Submitted to: Multicrop Aflatoxin and Fumonisin Elimination and Fungal Genomics Workshop-The Peanut Foundation
Publication Type: Abstract Only
Publication Acceptance Date: 9/1/2004
Publication Date: 10/25/2004
Citation: Cary, J.W., Harris-Coward, P.Y., Molyneux, R.J., Mahoney, N.E. 2004. Inhibition of aflatoxin biosynthesis by tannic acid [abstract]. Multicrop Aflatoxin and Fumonisin Elimination and Fungal Genomics Workshop-The Peanut Foundation. October 25-28, 2004, Sacramento, California. p. 25.

Interpretive Summary:

Technical Abstract: Tree nut research has demonstrated that aflatoxin (AF) biosynthesis appears to be inhibited by gallic acid (GA). It is hypothesized that the release of GA from hyrolyzable tannins present in the plant seed coat or hull tissue by fungal tannase enzyme is responsible for the observed inhibition of AF production.
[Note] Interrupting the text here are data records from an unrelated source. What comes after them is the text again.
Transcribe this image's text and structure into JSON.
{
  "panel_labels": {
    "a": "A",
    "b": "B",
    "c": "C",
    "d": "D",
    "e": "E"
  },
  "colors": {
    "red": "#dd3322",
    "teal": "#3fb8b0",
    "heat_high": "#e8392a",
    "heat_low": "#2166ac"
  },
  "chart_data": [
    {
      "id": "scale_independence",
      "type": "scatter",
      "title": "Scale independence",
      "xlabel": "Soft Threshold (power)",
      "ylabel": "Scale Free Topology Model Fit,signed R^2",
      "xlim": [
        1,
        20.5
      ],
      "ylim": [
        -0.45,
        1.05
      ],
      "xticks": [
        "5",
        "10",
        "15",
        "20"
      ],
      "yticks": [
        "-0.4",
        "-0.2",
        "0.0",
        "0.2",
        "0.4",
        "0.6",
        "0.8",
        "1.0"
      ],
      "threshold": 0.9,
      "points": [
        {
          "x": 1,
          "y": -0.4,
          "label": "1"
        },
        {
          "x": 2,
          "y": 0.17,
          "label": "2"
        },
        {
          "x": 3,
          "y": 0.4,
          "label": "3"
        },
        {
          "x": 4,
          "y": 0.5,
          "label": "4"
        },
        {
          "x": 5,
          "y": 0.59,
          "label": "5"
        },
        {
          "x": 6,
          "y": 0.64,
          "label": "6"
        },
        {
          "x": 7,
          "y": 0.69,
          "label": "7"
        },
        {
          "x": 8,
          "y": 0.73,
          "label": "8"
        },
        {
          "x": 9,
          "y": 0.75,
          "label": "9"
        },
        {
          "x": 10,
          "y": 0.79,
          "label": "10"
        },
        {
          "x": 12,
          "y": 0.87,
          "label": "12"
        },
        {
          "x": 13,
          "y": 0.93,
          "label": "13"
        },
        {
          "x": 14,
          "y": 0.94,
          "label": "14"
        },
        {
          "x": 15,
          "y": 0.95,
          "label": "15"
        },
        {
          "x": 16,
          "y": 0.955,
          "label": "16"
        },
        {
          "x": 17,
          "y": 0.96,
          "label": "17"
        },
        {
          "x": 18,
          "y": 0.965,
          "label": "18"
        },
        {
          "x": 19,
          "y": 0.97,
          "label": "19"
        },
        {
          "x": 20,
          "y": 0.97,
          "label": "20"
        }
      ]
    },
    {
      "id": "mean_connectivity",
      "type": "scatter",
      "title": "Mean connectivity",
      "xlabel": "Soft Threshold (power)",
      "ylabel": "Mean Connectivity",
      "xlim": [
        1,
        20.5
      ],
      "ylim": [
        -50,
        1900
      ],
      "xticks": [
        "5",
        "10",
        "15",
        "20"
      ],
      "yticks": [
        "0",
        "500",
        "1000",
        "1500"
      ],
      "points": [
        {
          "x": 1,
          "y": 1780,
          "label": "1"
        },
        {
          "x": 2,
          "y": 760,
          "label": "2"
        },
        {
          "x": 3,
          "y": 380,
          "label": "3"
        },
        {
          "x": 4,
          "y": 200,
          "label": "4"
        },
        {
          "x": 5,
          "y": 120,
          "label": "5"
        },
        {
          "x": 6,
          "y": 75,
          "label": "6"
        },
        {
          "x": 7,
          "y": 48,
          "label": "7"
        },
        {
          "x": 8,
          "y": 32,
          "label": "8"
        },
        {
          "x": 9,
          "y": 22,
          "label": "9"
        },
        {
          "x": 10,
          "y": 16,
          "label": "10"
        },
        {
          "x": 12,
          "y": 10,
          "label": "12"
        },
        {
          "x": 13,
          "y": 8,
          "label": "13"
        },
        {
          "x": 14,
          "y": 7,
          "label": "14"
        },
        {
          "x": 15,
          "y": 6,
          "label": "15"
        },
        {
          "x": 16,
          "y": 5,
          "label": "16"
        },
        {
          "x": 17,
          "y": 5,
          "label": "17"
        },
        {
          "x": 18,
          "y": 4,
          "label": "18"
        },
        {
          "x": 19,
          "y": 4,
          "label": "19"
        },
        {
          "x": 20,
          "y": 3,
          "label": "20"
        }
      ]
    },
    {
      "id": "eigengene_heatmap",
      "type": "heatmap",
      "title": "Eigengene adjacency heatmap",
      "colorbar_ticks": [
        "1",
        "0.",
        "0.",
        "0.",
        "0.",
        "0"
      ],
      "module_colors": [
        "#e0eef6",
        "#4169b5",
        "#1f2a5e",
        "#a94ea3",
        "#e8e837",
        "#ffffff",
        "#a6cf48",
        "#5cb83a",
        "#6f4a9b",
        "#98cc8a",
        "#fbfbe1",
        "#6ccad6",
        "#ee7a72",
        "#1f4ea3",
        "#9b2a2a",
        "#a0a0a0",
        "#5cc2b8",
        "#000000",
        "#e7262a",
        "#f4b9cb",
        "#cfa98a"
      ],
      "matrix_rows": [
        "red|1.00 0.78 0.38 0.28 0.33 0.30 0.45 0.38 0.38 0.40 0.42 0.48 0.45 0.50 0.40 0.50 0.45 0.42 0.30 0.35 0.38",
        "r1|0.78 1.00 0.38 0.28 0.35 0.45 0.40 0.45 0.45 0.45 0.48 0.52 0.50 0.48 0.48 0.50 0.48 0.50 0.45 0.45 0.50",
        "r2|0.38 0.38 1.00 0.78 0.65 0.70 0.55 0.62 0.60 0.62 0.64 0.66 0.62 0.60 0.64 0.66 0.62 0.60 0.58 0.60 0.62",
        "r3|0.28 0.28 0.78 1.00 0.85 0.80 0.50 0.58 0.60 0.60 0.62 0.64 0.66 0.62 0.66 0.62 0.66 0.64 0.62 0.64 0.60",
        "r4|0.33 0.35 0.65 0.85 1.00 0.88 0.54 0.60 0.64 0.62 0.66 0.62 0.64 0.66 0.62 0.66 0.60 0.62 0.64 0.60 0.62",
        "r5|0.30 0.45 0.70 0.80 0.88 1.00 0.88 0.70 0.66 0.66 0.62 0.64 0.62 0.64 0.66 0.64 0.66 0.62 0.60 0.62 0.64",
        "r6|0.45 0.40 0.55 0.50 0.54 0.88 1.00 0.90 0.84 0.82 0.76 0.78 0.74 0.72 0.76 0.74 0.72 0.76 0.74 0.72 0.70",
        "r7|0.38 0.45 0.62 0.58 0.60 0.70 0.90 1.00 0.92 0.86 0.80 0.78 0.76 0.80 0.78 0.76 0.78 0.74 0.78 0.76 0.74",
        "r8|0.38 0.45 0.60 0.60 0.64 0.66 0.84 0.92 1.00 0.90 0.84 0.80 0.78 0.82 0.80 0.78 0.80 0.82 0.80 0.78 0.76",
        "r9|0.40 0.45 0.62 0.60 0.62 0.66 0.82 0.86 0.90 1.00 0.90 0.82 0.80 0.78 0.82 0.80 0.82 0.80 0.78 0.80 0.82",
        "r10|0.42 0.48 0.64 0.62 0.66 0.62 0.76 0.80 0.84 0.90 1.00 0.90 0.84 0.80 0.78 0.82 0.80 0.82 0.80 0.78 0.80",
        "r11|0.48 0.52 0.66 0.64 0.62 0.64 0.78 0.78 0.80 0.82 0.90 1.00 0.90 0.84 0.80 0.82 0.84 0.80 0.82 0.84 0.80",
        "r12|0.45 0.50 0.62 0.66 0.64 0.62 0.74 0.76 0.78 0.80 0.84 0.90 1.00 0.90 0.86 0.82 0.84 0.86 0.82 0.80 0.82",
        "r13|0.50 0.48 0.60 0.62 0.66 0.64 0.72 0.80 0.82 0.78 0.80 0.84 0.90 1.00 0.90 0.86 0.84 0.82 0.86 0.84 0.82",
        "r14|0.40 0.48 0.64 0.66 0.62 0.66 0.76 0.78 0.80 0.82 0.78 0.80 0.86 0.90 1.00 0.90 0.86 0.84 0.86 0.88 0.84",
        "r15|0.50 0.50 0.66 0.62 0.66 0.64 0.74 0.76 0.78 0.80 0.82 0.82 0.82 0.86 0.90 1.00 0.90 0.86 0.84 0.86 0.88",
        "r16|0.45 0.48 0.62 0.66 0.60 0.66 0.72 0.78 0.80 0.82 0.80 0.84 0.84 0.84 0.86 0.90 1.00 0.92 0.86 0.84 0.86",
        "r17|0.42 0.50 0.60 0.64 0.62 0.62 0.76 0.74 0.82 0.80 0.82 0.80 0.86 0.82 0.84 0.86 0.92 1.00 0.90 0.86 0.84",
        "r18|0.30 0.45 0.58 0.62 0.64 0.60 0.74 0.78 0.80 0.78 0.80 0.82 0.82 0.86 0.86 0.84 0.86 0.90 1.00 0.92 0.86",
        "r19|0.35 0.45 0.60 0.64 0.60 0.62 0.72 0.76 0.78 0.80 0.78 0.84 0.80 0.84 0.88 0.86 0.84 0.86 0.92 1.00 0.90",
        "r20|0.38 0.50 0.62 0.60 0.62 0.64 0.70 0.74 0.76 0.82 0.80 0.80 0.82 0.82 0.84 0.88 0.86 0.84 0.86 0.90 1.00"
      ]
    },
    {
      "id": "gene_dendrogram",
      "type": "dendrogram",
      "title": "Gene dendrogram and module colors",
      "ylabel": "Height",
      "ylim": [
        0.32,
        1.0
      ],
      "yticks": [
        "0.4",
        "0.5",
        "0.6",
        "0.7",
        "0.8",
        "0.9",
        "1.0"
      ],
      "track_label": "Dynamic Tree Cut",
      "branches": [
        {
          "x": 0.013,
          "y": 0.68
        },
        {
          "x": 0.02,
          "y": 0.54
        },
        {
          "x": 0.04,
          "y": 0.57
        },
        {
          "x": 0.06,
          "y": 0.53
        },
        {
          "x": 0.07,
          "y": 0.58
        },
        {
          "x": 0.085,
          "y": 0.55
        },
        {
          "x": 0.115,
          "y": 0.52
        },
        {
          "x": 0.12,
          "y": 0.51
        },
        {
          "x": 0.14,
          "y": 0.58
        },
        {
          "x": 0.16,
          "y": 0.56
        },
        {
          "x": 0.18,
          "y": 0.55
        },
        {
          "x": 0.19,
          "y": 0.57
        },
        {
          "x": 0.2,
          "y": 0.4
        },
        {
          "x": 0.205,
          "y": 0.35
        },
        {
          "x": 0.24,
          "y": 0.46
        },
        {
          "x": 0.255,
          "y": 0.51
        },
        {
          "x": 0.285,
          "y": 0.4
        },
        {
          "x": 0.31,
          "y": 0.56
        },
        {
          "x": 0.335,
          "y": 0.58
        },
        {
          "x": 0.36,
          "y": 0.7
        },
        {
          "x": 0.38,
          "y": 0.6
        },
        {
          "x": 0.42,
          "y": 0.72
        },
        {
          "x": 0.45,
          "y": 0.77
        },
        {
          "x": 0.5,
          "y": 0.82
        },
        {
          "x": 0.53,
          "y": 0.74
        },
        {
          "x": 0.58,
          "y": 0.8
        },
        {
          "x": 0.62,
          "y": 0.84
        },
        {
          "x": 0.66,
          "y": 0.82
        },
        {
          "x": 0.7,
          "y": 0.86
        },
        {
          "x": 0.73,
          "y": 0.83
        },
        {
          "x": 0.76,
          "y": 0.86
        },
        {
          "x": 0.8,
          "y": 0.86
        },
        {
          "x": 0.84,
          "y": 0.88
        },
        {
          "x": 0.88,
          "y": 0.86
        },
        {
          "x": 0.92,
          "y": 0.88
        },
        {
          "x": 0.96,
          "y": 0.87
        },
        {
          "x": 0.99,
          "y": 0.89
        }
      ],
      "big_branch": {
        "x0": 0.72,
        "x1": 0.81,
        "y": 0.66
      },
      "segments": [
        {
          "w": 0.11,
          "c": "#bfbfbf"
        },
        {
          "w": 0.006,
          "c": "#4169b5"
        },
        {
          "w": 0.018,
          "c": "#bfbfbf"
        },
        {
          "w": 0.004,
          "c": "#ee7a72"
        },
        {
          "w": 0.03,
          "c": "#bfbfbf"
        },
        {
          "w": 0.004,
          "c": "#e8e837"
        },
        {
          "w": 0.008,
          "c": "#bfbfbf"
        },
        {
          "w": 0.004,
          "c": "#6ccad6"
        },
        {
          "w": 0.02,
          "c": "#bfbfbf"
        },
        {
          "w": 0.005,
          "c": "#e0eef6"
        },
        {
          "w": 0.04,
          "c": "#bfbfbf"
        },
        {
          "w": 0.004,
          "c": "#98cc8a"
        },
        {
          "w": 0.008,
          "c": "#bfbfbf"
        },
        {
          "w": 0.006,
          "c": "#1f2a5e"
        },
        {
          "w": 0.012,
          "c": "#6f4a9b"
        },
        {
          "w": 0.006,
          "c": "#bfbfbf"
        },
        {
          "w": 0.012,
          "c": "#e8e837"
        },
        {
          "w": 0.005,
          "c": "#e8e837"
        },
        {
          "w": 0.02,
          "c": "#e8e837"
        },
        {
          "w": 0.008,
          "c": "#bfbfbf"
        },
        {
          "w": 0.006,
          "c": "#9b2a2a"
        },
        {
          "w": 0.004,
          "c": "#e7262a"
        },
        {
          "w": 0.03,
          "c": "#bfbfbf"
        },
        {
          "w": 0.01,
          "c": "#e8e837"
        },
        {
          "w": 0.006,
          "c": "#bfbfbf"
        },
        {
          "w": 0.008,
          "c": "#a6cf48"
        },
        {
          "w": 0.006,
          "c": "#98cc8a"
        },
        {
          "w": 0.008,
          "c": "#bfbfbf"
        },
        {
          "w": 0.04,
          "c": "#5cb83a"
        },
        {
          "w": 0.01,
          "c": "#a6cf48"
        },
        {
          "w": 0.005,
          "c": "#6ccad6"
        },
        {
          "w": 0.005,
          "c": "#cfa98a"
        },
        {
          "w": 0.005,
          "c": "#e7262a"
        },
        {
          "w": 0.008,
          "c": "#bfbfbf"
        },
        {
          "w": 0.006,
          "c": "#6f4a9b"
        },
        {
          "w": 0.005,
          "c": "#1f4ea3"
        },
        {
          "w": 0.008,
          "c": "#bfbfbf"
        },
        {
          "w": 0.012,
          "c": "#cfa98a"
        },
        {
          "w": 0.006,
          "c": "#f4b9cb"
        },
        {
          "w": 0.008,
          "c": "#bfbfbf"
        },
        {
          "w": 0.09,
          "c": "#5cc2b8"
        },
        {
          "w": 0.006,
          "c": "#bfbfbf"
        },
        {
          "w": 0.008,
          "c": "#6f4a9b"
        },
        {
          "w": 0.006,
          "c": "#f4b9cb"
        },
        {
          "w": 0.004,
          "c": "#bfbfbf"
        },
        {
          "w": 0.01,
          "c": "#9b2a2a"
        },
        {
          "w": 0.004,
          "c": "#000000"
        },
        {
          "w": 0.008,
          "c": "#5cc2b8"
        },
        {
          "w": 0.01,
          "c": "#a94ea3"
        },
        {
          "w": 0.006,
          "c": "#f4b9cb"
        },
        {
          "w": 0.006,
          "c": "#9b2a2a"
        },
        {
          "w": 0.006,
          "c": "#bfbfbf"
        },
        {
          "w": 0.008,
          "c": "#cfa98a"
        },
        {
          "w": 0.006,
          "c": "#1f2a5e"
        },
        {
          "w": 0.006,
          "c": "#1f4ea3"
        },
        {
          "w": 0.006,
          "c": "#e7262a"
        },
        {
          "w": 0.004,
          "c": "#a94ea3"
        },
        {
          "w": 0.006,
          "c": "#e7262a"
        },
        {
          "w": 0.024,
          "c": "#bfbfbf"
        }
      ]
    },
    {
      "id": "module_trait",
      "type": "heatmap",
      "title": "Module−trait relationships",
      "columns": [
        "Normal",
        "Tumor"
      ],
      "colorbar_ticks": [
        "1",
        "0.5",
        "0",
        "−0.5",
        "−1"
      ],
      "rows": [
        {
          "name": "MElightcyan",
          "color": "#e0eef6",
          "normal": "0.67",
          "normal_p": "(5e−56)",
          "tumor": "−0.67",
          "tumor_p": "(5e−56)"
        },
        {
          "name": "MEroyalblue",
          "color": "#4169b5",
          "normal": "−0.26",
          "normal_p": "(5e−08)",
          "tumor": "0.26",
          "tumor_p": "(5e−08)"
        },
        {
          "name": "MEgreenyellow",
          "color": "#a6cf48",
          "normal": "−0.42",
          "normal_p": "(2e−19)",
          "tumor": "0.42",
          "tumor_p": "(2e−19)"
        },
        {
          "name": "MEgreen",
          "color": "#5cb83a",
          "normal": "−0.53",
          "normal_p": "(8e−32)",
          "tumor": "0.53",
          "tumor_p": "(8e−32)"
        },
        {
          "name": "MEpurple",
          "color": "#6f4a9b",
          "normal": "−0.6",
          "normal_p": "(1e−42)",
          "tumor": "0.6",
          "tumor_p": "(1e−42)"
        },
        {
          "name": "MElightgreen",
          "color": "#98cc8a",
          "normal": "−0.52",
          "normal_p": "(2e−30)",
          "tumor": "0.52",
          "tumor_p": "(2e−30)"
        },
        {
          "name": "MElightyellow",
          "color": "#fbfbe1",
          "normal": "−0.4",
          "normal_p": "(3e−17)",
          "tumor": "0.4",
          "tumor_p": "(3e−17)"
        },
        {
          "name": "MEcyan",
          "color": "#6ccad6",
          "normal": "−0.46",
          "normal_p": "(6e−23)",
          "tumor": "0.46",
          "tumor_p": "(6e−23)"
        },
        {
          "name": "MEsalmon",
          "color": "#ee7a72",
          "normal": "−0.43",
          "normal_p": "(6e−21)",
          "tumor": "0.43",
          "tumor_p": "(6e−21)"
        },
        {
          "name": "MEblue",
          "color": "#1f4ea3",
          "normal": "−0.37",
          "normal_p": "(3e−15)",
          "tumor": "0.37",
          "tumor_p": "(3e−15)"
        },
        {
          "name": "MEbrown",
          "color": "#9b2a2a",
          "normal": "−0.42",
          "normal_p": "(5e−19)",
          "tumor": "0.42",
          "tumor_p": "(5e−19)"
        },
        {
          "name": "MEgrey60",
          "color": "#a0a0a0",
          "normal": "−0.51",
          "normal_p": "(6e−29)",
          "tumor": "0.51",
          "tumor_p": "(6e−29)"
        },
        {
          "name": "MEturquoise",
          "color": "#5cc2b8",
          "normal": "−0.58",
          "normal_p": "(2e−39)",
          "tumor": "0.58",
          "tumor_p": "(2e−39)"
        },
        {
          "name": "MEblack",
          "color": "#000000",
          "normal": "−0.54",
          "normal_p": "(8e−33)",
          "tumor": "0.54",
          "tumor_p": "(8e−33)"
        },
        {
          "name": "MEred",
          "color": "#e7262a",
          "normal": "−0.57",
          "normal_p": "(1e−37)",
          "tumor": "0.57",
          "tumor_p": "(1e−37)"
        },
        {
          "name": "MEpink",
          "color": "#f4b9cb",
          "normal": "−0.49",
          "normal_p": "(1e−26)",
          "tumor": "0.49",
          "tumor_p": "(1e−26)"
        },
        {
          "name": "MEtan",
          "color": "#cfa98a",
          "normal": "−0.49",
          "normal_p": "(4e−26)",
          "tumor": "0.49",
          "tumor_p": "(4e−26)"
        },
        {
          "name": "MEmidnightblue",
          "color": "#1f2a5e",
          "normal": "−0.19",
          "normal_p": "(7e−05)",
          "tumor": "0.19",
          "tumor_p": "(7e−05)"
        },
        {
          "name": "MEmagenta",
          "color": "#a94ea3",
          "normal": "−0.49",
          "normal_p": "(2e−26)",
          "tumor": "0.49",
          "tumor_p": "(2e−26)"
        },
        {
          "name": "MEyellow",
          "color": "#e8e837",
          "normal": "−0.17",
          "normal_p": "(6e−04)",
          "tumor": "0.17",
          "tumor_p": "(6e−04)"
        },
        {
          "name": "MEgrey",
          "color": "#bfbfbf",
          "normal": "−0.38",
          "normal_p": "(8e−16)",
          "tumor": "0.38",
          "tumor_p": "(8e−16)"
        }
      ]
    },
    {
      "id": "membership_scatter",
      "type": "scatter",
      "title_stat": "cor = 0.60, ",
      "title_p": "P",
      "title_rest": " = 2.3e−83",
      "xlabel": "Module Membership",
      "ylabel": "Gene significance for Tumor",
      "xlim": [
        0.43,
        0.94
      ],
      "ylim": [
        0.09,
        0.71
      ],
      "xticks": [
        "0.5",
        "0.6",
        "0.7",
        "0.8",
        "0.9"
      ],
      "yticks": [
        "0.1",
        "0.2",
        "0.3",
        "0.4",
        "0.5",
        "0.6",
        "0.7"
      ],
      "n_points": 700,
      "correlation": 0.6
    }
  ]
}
Studies have shown that GA content of the seed coat or hull correlated inversely with the ability of the fungus to produce AF. We have shown that inhibition of AF production appears to be at the level of transcription of AF biosynthetic genes as GA at 0.25 percent was shown to almost completely inhibit expression of nor1, ver1, and omtA genes, while aflR expression was only slightly reduced. In order to test the theory that GA is the major inhibitory compound in the seed coat/hull tissues, we have cloned the tannase gene from A. flavus and constructed a disrupted version of it by insertion of the A. parasiticus nitrate reductase (niaD) gene. We hypothesized that inhibition of toxin production should not be as great in the tannase knockout mutant due to its inability to release GA from tannic acid (TA). The disruption construct was transformed into an A. flavus 70 niaD mutant and two isolates were identified, 13B and 20A, that exhibited loss of tannase activity. Both the wild-type A. flavus 70 and the tannase knockout mutant 13B were grown for 3 days on minimal salts/1 percent sucrose plates supplemented with 0, 0.05, 0.125, or 0.25 percent GA or TA. Essentially no difference in radial growth was observed when comparing the wild-type to 13B on media supplemented with GA. No significant differences were observed between the two fungi for growth on TA either. However, significant differences were observed when comparing fungal growth on GA vs. TA. Radial growth of both isolates was the same at 0 and 0.05 percent GA or TA but reduced by 13.6 percent and 37.5 percent on 0.125 and 0.25 percent GA respectively, compared to TA. In addition, there was a reduction in sporulation of about 50 percent observed on media containing 0.125 and 0.25 percent GA vs. TA. Analyses of growth, aflatoxin production, and transcription of aflatoxin pathway and developmental genes during growth of the wild-type and 13B in shake culture in minimal salts/1 percent sucrose supplemented with TA will also be presented.